China has not acknowledged it is developing a new supercarrier, and Liu Pengyu, a spokesperson for the embassy in Washington, had no comment when asked about the new design. He said that the country’s national defense policy is “purely defensive in nature.”
The U.S. has nonetheless made no secret that it sees China as a priority. Secretary of Defense Pete Hesgeth told NATO leaders this month that they should take up more of the security burden in Europe to free up American firepower.
He said the U.S. faced a “peer competitor in the communist Chinese, with the capability and intent to threaten our homeland and core national interests in the indo-Pacific.” He added that the U.S. was “prioritizing deterring war with China in the Pacific.”
Duitsman said it was not unusual to see the Chinese build experimental sections of a new ship before committing to final construction, and similar efforts were seen years before the keel was laid for the Fujian, the first carrier to be designed entirely in China.
The two tracks seen in the latest satellite images run at convergent angles, matching the general configuration of American supercarriers that have four electromagnetic catapults — two running parallel on the bow, and two on the waist, the analysts concluded. Due to space constraints on the flight deck they do not run parallel, but converge.
One reason this particular section of a presumed Type 004 carrier would warrant prototype builds is the electromagnetic catapults themselves, according to Seth Hosford, another researcher at the James Martin Center.
First deployed by the United States on the Ford-class carriers, these catapults are attached to a plane’s nose, rapidly propelling it forward and allowing it to take off. This is achieved essentially with large magnets, as opposed to steam pistons used on older American carriers.
The Fujian uses this technology for its two bow-mounted catapults, but those are spaced quite far apart and Hosford said that the magnetic fields from those two catapults are less likely to interfere with each other.
The module seen in Dalian has the two tracks quite close together, and Hosford said “if you have the electromagnetic catapults essentially intersecting, you could run into all sorts of issues.”
The satellite photos out of Dalian are not the first signs that China is moving toward building a nuclear-powered supercarrier to rival those fielded by the United States.
In November, a group of analysts at the Middlebury Institute of International Studies, which the James Martin Center is part of, published satellite evidence that China has already built a prototype naval reactor for a large surface warship. In the modern age, only supercarriers warrant such a power system.
China itself has made no secret of its ambitions for a so-called blue-water navy to rival the United States and has been pursuing carrier development for several years.
After refurbishing and then building a copy of the Varyag, a former Soviet carrier China purchased from Ukraine, China built the Fujian, a large carrier that sits just below supercarrier class in size and armament, but features many of the trappings of the U.S.’s nuclear-powered supercarriers.

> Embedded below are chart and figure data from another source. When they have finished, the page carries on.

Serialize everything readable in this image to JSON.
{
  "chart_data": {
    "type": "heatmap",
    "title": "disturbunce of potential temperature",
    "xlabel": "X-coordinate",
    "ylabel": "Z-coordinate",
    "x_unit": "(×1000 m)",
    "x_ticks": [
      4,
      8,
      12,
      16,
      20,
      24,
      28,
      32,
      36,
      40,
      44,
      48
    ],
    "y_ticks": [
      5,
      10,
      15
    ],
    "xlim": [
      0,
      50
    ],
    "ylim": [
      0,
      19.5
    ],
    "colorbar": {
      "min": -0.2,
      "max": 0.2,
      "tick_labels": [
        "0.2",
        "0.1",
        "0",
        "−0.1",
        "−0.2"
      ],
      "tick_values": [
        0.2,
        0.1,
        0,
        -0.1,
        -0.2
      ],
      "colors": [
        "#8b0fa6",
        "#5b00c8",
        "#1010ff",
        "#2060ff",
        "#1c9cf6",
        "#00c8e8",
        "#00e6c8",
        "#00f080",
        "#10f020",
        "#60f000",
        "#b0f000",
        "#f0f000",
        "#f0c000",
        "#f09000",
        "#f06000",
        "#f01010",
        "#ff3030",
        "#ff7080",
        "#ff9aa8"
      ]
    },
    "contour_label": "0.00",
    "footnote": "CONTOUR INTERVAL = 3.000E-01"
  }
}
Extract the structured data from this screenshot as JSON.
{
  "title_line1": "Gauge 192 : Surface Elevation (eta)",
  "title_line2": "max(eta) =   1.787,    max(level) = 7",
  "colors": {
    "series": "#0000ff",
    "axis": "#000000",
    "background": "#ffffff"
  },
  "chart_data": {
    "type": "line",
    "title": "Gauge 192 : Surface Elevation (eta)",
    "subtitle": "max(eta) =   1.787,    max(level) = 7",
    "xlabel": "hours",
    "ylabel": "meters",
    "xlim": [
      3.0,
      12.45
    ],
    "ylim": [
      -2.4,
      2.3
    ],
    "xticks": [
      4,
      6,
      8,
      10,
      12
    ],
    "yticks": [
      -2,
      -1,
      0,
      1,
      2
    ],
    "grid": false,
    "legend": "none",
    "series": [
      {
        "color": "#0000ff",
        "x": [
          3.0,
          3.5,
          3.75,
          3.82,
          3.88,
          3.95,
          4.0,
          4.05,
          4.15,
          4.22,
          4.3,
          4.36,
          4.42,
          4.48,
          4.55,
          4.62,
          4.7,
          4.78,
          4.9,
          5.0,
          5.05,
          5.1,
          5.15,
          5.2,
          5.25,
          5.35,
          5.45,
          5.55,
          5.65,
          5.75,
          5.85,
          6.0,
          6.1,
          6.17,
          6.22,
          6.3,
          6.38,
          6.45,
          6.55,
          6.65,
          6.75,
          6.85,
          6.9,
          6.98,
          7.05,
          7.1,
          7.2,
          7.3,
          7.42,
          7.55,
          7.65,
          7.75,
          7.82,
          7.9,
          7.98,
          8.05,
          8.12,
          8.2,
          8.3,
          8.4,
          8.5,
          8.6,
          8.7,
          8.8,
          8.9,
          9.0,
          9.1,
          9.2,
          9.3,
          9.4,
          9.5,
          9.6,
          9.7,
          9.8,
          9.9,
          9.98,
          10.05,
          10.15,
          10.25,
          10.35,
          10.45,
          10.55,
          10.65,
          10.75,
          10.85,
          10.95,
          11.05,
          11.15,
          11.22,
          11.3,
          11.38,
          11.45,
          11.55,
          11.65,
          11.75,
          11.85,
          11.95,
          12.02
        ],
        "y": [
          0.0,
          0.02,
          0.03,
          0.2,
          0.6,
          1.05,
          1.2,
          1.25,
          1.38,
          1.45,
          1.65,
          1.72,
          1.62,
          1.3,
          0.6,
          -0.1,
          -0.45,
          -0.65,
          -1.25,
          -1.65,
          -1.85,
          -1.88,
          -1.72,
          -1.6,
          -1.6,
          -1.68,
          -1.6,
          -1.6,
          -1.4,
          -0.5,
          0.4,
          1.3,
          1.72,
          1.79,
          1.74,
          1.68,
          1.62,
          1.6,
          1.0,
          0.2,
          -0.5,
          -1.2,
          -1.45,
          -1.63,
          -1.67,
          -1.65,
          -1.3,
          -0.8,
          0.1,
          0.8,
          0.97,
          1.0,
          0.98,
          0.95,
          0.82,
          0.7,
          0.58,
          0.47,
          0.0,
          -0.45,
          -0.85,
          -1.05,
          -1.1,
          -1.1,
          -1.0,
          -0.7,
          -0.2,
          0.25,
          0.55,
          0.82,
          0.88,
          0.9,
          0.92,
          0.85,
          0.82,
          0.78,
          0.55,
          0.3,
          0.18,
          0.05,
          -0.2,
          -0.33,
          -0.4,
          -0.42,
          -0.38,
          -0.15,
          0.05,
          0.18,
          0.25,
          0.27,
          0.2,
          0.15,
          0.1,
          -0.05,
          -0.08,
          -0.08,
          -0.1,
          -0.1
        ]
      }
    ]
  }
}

Ni Lexiong, a Shanghai-based military analyst, said Friday that the country “should have no problem striving for one or two nuclear-powered aircraft carriers,” although he questioned whether it was still necessary in the era of artificial intelligence. “Unmanned aircraft carriers with a focus on drone attacks may become the main weapon of the future navy,” he said.
Liu, the Chinese Embassy spokesperson, insisted his country would “never engage in aggression and expansion, but we will never give up our legitimate rights and interests, and we will resolutely counter all threats and challenges.”
“China has always adhered to the strategy of self-defense and does not engage in arms race with any other country,” he said, adding that it had “always taken concrete actions to safeguard world peace and inject stability and certainty into the world.”